Damage to that ligament could mean a lengthy rehabilitation that might jeopardize the star rookie quarterback's chances of being ready for the start of the 2013 season in September and could keep him sidelined even longer, according to two experts.
When they perform the surgery, doctors also will determine whether a second ligament, Griffin's anterior cruciate, has been damaged as well, according to the person familiar with Griffin's case, who spoke on the condition of anonymity because he was not authorized to discuss the matter publicly.
Griffin was examined Tuesday outside Pensacola, Fla., by orthopedic surgeon James Andrews. The Washington Post reported Monday that an initial MRI exam of Griffin's knee showed possible tears of the two ligaments. Coach Mike Shanahan said at a news conference Monday that the test was inconclusive and that Griffin would see Andrews to determine whether those results reflected new injuries or previous ones.
James Dreese, a doctor for University of Maryland athletic teams, said an LCL tear requires a longer rehabilitation process than an ACL tear. Dreese, who has no specific knowledge of Griffin's injury, said an LCL tear could keep Griffin out for eight to 12 months.

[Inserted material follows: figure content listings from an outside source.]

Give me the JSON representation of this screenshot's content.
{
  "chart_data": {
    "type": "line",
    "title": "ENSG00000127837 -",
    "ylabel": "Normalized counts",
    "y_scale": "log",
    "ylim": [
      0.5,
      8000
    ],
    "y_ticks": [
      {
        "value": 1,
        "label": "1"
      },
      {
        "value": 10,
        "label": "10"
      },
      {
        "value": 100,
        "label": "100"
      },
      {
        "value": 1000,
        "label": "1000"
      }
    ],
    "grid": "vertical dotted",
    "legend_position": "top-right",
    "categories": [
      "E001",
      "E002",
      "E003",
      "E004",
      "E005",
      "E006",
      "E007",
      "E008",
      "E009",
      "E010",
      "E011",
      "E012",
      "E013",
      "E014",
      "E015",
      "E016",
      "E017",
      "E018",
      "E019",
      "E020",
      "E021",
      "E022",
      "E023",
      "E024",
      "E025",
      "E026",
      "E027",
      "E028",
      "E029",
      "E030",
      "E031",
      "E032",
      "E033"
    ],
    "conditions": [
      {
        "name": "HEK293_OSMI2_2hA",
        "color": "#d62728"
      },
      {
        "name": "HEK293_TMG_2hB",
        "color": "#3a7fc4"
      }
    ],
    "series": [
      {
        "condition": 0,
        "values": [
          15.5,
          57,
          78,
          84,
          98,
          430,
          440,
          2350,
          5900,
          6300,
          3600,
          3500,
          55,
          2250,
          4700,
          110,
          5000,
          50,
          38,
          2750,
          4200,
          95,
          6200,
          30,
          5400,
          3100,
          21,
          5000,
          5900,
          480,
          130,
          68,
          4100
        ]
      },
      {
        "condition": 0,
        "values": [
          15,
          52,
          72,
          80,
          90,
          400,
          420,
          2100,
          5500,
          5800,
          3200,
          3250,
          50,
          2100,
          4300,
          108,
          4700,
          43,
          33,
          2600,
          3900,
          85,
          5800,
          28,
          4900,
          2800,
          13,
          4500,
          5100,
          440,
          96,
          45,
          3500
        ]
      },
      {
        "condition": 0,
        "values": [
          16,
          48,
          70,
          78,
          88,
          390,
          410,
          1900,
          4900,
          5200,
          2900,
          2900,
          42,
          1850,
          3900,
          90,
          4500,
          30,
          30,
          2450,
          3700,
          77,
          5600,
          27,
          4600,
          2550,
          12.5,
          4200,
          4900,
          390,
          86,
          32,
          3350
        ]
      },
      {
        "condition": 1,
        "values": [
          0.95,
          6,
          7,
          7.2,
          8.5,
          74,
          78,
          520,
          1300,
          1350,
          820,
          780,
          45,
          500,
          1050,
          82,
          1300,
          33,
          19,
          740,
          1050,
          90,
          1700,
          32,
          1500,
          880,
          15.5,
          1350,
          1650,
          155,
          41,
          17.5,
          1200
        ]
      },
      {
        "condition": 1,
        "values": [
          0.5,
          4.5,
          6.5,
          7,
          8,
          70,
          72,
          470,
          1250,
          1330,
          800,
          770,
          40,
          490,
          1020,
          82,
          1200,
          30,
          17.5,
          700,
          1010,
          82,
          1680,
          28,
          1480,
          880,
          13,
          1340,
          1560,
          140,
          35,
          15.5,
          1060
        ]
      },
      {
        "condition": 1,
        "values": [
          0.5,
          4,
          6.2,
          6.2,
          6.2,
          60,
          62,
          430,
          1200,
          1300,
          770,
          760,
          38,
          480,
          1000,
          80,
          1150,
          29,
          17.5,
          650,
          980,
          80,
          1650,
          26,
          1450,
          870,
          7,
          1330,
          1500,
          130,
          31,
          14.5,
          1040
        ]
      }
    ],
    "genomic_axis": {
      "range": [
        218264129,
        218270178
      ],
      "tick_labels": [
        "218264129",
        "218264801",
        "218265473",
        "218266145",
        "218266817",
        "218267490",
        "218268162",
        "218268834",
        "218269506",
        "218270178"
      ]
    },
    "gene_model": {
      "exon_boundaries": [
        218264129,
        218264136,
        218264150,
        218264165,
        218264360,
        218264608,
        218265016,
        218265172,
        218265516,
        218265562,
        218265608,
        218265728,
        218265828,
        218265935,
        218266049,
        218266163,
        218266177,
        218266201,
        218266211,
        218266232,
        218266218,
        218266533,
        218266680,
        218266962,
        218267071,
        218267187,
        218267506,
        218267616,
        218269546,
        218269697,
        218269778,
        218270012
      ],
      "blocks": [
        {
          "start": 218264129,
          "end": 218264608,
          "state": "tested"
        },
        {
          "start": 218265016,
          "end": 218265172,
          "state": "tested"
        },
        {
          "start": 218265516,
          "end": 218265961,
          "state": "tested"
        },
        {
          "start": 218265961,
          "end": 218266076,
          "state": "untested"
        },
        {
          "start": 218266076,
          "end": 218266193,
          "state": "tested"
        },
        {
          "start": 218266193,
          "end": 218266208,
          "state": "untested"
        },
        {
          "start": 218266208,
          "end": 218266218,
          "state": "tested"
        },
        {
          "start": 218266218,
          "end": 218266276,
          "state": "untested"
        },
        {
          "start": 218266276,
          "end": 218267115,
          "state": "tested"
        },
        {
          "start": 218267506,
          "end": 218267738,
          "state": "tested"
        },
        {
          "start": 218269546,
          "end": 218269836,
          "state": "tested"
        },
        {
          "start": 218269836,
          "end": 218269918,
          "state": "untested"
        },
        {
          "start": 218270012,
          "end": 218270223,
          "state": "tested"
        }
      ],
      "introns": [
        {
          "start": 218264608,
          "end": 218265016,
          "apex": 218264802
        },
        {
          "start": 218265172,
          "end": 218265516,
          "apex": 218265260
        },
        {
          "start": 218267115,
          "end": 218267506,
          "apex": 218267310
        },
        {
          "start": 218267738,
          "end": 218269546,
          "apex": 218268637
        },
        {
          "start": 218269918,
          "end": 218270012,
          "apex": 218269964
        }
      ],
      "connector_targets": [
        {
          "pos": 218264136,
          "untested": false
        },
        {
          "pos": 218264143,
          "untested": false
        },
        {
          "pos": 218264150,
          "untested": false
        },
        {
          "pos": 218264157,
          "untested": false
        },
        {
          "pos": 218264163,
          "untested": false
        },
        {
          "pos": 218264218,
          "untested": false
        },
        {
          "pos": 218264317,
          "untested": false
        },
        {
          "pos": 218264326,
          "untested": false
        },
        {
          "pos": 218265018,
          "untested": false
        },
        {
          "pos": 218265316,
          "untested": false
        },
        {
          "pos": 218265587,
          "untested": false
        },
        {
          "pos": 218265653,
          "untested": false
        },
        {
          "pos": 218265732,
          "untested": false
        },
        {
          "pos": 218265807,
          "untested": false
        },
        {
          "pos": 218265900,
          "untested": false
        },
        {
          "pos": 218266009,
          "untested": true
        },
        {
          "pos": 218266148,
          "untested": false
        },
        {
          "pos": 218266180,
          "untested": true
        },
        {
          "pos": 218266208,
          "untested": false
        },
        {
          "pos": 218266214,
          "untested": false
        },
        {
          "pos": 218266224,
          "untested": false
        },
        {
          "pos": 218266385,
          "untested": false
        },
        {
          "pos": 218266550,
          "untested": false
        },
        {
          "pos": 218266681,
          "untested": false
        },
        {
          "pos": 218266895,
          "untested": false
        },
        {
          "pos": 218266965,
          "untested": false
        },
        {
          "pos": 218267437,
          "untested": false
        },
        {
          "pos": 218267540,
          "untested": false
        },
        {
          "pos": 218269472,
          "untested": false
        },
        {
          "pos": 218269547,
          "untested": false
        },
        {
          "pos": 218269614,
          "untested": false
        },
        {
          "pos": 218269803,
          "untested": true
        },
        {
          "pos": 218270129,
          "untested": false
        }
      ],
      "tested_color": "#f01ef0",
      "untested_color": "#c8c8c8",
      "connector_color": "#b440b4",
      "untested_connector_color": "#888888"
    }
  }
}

The length of the rehabilitation depends on whether the ligament can be repaired surgically or requires a more extensive reconstruction using a graft from another part of the body or a cadaver. An ACL typically requires a six- to eight-month rehabilitation.
"When the collateral ligaments are involved," Dreese said, "the concern in the long term is that controlling the rotational component of the knee can be more difficult."
Dreese also said LCL tears are usually accompanied by injuries to one of the cruciate ligaments — the ACL or PCL (posterior cruciate ligament). However, he said if there is an ACL tear, in addition to the LCL tear, it would not necessarily lengthen Griffin's rehab.
Griffin tore the ACL in the same knee in 2009, when he was a sophomore at Baylor University.
Tim Kremchek, the Cincinnati Reds medical director and chief orthopedic surgeon, also said that a full-scale LCL tear could be more devastating than a torn ACL. Unlike the ACL, the LCL cannot be surgically repaired with an arthroscopic operation, he said.
"It could be worse," Kremchek said Monday, before word of Griffin's condition emerged. "It depends on how much is done. It's a big, open incision. The rehabilitation is slowed down. It's not as quick to make the muscles strong. It's dicey. The outside ligaments are a worse problem. They're not as predictable as an ACL."
Minnesota Vikings running back Adrian Peterson, who tore his ACL on Dec. 24, 2011, in a game against the Redskins at FedEx Field in Landover, Md., defied the odds and returned to action by the start of the 2012 season. He played in all 16 games, finishing nine yards shy of the NFL's single-season rushing record.
Griffin initally sprained the LCL four weeks ago when he was hit in a win over the Baltimore Ravens. He appeared to reinjure it in the first quarter of the Redskins' 24-14 playoff loss to the Seattle Seahawks on Sunday, when he planted his foot as he tried to throw a pass across his body. He remained in the game until the fourth quarter, when his knee buckled awkwardly and he could not continue.
Since then, controversy has swirled throughout professional football about whether Shanahan should have pulled his star rookie from the game despite Griffin's insistence on continuing to play even as his mobility appeared to diminish.
DeMaurice Smith, executive director of the NFL Players Association, said Tuesday that the union is looking into the Redskins' handling of the quarterback's injury. Smith said the union also is looking into the condition of the playing surface at FedEx Field during Sunday's game, which was criticized by, among others, Seattle Coach Pete Carroll.
Griffin and team owner Daniel Snyder arrived at the Andrews Institute for Orthopaedics and Sports Medicine in Gulf Breeze, Fla., on Tuesday. The appointment was believed to have lasted just more than two hours, according to a person with knowledge of the situation. But it wasn't clear what kinds of tests were conducted.
The Redskins had no comment about the results of Griffin's examination. The team has said it would make a formal announcement "at the appropriate time," and when there is a definitive diagnosis about Griffin's injury.
On Dec. 10, a day after the Baltimore game, Shanahan announced that MRI exam findings revealed that "Robert has a mild strain of the LCL. It's Grade 1. He's had some mild swelling. He had his right knee repaired — his ACL — in 2009. That looks great. No problem there."
In the first quarter Sunday, however, Griffin came up hobbling badly after rolling to his right, planting on the injured right leg and throwing an incomplete pass. Griffin limped back to the huddle and two plays later threw a touchdown pass, but his mobility decreased significantly over the next 2 1/2 quarters.
Midway through the fourth quarter, one play after he was sacked for a 12-yard loss, Griffin's knee bent awkwardly as he scrambled for a loose ball. Team trainers and Andrews, who is on the sideline for every Redskins game, tended to him. Griffin was helped up, limped off the field and did not return.